The property makes ample use of miscanthus grass, which helps to wall off the outdoor dining area from the amphitheater and the outdoor, Jamaican-themed Sand Bar, where petunias and geraniums dangle above pricey and inventive drinks. Boxes of rosemary are harvested by the new exec chef, Brian Loiacono, whose ocean-to-table fare includes tuna poke, softshell crab poboys, and simply prepared local fluke.

“The dining room, with the high vaulted ceilings and trusswork, just reminded me of a 1950s summer camp,” says Robert.

This mural, a nod to the Jacques Cousteau inspiration, is the work of artist Marco LaVilla.
And it wouldn’t be “summer camp with cocktails” without the drink menu, which includes a margarita kicked up with jalapeño, a rhubarb/basil/celery/gin concoction inspired by the landscape, and a pisco-based refresher. Guests imbibe at events like reggae Sundays and movie Mondays, which in the past have featured Jaws, Dirty Dancing (natch), and Meatballs.

At the Sand Bar, petunias and geraniums hang from locally sourced wood posts, previously used to string up fishing nets on the bay.

This is the first time Robert has worked with air plants in his designs. Species includes the jumbo, marvelous Tillandsia xerographica.

A Boston fern stands guard between the two bars.

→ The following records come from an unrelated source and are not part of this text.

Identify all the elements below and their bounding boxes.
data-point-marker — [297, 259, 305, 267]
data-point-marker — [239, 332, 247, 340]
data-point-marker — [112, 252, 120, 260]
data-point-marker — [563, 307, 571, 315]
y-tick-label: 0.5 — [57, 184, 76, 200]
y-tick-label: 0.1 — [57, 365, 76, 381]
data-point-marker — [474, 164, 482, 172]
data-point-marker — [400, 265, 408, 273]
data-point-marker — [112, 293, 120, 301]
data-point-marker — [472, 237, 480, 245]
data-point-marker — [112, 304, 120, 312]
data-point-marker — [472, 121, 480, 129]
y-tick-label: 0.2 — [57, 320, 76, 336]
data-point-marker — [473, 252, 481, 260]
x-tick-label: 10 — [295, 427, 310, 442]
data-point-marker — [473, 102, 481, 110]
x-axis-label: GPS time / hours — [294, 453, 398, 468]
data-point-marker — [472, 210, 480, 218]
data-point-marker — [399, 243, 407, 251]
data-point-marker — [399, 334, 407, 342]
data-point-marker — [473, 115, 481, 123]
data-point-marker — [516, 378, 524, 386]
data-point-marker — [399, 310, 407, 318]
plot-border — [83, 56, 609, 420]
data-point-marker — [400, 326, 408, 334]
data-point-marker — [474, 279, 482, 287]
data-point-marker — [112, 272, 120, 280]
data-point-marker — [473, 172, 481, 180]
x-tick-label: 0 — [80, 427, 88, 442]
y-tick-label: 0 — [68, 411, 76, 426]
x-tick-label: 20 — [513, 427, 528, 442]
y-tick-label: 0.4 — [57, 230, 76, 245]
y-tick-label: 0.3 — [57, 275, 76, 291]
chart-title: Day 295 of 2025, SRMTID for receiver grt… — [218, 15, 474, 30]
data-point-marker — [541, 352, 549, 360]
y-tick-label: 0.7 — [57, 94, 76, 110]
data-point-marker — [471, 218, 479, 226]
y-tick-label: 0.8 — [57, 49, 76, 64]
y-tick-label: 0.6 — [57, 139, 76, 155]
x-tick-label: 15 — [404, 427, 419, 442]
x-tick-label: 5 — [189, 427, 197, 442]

Somebody put bromeliad in a corner.

On the weekends, the Electric Eel bar is more raucous than a coral reef in mating season.
Guests wandering into the gift shop will likely forget about their forgotten toothbrushes. Manhattan-based boutique Love, Adorned, has launched a debut run at Ruschmeyer’s, selling Japanese bandanas, nautical-inspired soaps, sage bundles, French chewing gum, art books, jewelry, and beauty brands like Obsessive Compulsive Cosmetics.
Robert’s favorite tree on the property is the black cherry that arches around the entranceway. Its flowers are summer bloomers, arriving later than expected this year. The shape of this Prunus serotina informed the raised walkway that crosses a sea of more miscanthus, which also grows among a “big old privet that went out of control,” he said. “The landscaper wanted to take it down and I kept it. I just thought it was kind of gnarly and spooky.”
We’d say the same about that Prunus!

A black cherry tree greets guests at check-in.
Out of the entire property, what’s his happy place? “I have a bunch,” Robert said. “It depends on the time of day: In the morning I love [the outdoor dining] area for coffee and breakfast, and out in the Magic Garden. You get a chance to talk with some of the guests and see where people are from. Sundays we do a little reggae party out in the Sand Bar that’s always a lot of fun. Evenings I’m mostly hanging out in the dining room, especially midweek. When it’s not so busy, I usual sit and enjoy a meal. Weekends I’m usually busy running around, making sure everything and everyone is taken care of.”